# Ensemble Learning
A group of predictors is called an _ensemble_  
Random Forest is an ensemble of decision trees. Despite its simplicity its one of the most powerful machine learning algo.  
An ensemble learning algo is call _Ensemble method_

ex: an ensemble of decision tree classifiers are trained on different subsets of training data, then while prediction, each one predicts a class and then the prediction with most votes be the final prediction

### Why ensemble is better than one single expert algorithm with high accuracy?   
_The law of large numbers_ : as we increase the number of trials of an experiment, the ratio of outcomes starts to match the original probability despite the factor of randomness.  
ex: lets say we have a biased coin 51% head, 49% tails. the first 1000 may get 510 heads,490 tails, but still practically there is randomness and hence the probability that we will get _more number of heads than tails_ is about 75%, but as we increase the trails, this probability of _getting more number of heads than tails_ increases, at 10000 trails it becomes _97%_ 

![image.png](attachment:image.png)

similarily, if we have 1000 weak classifiers with accuracy only 51% (meaning that they are correct about 51% of times). After ensembling them, we can get about 75% of accuracy. 97% accuracy if we have 10000 classifiers  

(This is just ex we are not training 10000 classifiers ever)
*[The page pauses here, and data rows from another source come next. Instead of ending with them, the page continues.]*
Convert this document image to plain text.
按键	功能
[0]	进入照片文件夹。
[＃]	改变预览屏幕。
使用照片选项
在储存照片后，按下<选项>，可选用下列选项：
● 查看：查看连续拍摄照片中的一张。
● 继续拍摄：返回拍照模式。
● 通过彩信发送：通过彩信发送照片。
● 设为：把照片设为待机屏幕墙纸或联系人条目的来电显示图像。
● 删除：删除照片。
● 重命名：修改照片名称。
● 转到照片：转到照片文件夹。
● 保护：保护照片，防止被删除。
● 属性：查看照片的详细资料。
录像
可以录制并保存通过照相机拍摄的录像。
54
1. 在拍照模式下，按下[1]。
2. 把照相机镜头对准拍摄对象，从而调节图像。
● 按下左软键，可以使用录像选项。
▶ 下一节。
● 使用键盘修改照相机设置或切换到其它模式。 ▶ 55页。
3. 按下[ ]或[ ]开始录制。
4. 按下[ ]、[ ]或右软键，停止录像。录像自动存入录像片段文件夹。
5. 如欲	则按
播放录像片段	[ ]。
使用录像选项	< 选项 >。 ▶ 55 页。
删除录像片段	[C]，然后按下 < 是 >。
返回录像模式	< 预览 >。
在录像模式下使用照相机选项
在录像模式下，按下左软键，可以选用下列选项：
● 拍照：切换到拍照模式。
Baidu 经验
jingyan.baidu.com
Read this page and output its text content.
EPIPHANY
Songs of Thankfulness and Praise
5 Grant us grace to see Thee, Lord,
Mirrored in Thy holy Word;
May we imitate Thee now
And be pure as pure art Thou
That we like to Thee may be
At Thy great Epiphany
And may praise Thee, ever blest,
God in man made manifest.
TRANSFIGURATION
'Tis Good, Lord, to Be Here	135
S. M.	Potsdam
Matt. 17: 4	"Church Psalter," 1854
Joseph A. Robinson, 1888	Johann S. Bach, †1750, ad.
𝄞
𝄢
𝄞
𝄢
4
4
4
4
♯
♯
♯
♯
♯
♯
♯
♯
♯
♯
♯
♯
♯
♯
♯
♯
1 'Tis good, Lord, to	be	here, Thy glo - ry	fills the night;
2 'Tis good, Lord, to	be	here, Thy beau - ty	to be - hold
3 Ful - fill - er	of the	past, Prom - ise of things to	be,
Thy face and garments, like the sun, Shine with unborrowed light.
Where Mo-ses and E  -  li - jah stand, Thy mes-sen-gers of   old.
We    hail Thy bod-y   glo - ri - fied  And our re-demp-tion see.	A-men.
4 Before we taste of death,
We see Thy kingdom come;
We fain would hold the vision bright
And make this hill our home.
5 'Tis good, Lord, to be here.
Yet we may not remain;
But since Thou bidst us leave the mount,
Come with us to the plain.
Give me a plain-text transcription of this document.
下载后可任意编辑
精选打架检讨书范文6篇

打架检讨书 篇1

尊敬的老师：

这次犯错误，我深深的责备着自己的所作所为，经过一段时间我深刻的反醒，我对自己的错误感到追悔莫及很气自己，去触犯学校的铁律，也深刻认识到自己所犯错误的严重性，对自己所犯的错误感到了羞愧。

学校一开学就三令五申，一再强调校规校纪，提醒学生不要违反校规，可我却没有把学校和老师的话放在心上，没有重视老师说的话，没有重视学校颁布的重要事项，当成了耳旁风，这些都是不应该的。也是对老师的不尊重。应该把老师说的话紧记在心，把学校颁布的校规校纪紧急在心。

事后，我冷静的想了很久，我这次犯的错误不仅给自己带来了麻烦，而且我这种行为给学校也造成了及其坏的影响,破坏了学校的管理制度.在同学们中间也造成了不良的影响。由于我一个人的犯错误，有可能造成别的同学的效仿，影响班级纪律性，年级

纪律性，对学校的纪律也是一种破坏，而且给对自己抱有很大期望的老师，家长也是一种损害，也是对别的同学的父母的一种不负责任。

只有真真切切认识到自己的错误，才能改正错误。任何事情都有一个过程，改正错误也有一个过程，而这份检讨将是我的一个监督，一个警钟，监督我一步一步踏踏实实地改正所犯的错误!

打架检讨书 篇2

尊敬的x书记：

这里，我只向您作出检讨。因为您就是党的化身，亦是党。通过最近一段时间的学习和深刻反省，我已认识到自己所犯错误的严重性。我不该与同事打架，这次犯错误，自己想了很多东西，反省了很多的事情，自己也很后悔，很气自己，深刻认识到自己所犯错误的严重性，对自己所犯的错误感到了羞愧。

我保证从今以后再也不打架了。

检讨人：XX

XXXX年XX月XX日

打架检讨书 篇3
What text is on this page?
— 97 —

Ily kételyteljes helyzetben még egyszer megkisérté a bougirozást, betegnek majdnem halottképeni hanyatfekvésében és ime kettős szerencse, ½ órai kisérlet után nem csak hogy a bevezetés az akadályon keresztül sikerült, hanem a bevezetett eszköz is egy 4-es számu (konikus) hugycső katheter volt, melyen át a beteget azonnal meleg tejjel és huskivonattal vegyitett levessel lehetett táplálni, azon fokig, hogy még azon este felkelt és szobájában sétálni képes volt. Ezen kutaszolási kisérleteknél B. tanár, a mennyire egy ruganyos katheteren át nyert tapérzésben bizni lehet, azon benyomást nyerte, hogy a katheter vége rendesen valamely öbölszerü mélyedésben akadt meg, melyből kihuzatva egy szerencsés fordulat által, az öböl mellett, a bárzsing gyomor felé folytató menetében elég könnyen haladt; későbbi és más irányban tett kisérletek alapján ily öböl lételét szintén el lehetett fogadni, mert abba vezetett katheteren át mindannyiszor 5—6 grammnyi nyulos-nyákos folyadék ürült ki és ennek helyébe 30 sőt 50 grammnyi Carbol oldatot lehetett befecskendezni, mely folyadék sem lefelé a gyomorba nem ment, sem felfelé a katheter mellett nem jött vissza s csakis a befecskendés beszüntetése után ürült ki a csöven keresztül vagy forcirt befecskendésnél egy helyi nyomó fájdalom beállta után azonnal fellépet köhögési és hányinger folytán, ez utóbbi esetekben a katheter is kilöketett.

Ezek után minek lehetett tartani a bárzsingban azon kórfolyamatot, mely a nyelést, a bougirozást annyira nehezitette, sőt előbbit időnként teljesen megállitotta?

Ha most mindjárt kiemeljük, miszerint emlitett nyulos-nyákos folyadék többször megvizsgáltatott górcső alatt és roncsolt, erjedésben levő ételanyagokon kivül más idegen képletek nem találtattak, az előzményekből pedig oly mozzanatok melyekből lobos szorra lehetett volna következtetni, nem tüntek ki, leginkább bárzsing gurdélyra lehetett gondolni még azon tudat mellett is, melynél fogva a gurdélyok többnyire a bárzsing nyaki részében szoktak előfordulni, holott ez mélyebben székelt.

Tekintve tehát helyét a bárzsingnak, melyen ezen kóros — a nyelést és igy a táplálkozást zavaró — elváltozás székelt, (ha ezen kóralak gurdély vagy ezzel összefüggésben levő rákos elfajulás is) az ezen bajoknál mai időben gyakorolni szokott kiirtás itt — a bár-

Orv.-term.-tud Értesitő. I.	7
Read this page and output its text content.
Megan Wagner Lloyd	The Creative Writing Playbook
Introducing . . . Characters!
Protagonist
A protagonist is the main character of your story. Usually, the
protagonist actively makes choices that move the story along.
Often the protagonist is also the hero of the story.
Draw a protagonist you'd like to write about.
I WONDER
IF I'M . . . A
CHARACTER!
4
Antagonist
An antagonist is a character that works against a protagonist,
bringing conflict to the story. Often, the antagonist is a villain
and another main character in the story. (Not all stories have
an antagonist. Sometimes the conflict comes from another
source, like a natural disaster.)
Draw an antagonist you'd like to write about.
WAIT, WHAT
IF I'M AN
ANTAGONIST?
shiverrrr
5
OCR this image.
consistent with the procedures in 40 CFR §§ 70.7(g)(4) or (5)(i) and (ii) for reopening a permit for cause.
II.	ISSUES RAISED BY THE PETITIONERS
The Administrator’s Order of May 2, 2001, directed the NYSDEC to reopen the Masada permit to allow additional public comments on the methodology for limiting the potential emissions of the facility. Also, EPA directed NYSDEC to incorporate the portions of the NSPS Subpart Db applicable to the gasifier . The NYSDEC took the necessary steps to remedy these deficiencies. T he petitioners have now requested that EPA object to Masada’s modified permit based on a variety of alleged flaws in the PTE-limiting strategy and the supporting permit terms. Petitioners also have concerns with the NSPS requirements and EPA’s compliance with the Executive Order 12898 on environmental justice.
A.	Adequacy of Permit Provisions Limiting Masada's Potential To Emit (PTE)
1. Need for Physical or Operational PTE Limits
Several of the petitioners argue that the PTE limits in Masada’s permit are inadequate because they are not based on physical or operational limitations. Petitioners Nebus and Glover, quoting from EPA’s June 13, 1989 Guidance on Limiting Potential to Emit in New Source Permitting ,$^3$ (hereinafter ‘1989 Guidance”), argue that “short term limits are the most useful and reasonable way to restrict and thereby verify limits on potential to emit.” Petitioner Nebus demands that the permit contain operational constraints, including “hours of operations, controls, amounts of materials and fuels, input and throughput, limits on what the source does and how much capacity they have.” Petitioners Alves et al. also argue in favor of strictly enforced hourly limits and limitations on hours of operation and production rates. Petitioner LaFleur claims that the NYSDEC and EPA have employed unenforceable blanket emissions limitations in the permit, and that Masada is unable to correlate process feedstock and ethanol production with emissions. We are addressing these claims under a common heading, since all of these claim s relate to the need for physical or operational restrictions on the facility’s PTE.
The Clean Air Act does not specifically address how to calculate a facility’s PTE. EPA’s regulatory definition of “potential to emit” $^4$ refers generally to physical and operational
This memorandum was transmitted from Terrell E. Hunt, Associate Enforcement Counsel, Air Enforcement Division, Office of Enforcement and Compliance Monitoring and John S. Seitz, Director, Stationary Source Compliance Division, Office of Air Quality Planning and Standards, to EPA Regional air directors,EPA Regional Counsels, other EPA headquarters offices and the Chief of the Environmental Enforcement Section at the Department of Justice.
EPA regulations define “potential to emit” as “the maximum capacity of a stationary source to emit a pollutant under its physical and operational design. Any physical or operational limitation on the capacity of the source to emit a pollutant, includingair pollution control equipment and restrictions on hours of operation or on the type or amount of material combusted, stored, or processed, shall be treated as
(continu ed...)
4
### The problem with ensemble
Ensemble methods works best when predictors are _independent_ from each other (being independent means that the errors of each base learner (predictor) are different and not correlated to each other)

Either the datasets on which each model is trained is different or each model itself is different fundamentally

why??   
If we have similar or correlated errors in ensemble, they will combine and error may increase in final model  
If we have different or independent errors in ensemble, they will cancel each oterh out and lead to more accurate overall model

![image.png](attachment:image.png)

In [19]:
import pandas as pd
import numpy as np
import matplotlib.pyplot as plt

In [20]:
# Make moons dataset is used for classification problems
from sklearn.datasets import make_moons
from sklearn.model_selection import train_test_split

x,y = make_moons(n_samples=500,noise=0.3,random_state=42)
x_train,x_test,y_train,y_test = train_test_split(x,y,random_state=42)

In [21]:
from sklearn.linear_model import LogisticRegression
from sklearn.svm import SVC
from sklearn.ensemble import RandomForestClassifier,VotingClassifier

voting_clf = VotingClassifier(
    estimators=[
        ('lr',LogisticRegression(random_state=42)),
        ('svc',SVC(random_state=42)),
        ('rf',RandomForestClassifier(random_state=42))
    ],
    voting='hard'   #Two types of voting - Hard or soft 
)

voting_clf.fit(x_train,y_train)

In [22]:
from sklearn.metrics import accuracy_score
for name, clf in zip([name for name, _ in voting_clf.estimators], voting_clf.estimators_):
    print(name, "=", accuracy_score(y_test,y_pred=clf.predict(x_test)))
print('ensemble score',accuracy_score(y_test,voting_clf.predict(x_test)))

lr = 0.864
svc = 0.896
rf = 0.896
ensemble score 0.912


In [23]:
## Using 'voting = soft' (estimator must have 'predict_proba' or 'probability' function for soft voting)

voting_clf.voting = 'soft'
voting_clf.named_estimators['svc'].probability = True 
voting_clf.fit(x_train,y_train)
voting_clf.score(x_test,y_test)

0.92

(These are only 2-3 model ensemble, and data is not so complex, additionally these models work great individually so ensemble doesnt really help much) (We will see complex things soon)

## Bagging and Pasting

To make a good ensemble we need predictors to be independent.    

__How?__  
- By using very different training algorithms
- By using same algorithm on different subsets of training data

In _bagging_ and _pasting_ we apply the second concept!  
Here, we train same algorithms but on different subsets of training data.  

__Whats the difference?__   
_replacement_ : While randomly selecting a sample for base predictor, we put the sample back to training data before selecting another sample. Hence, each predictor usually have same size as training data but with different repeated samples (which makes each model unique).  


- In bagging (bootsrap aggregator) we do _replacement_
- In pasting we do not do _replacement_

In pasting, Each model sees a different subset of data, with no repeated samples in that subset. 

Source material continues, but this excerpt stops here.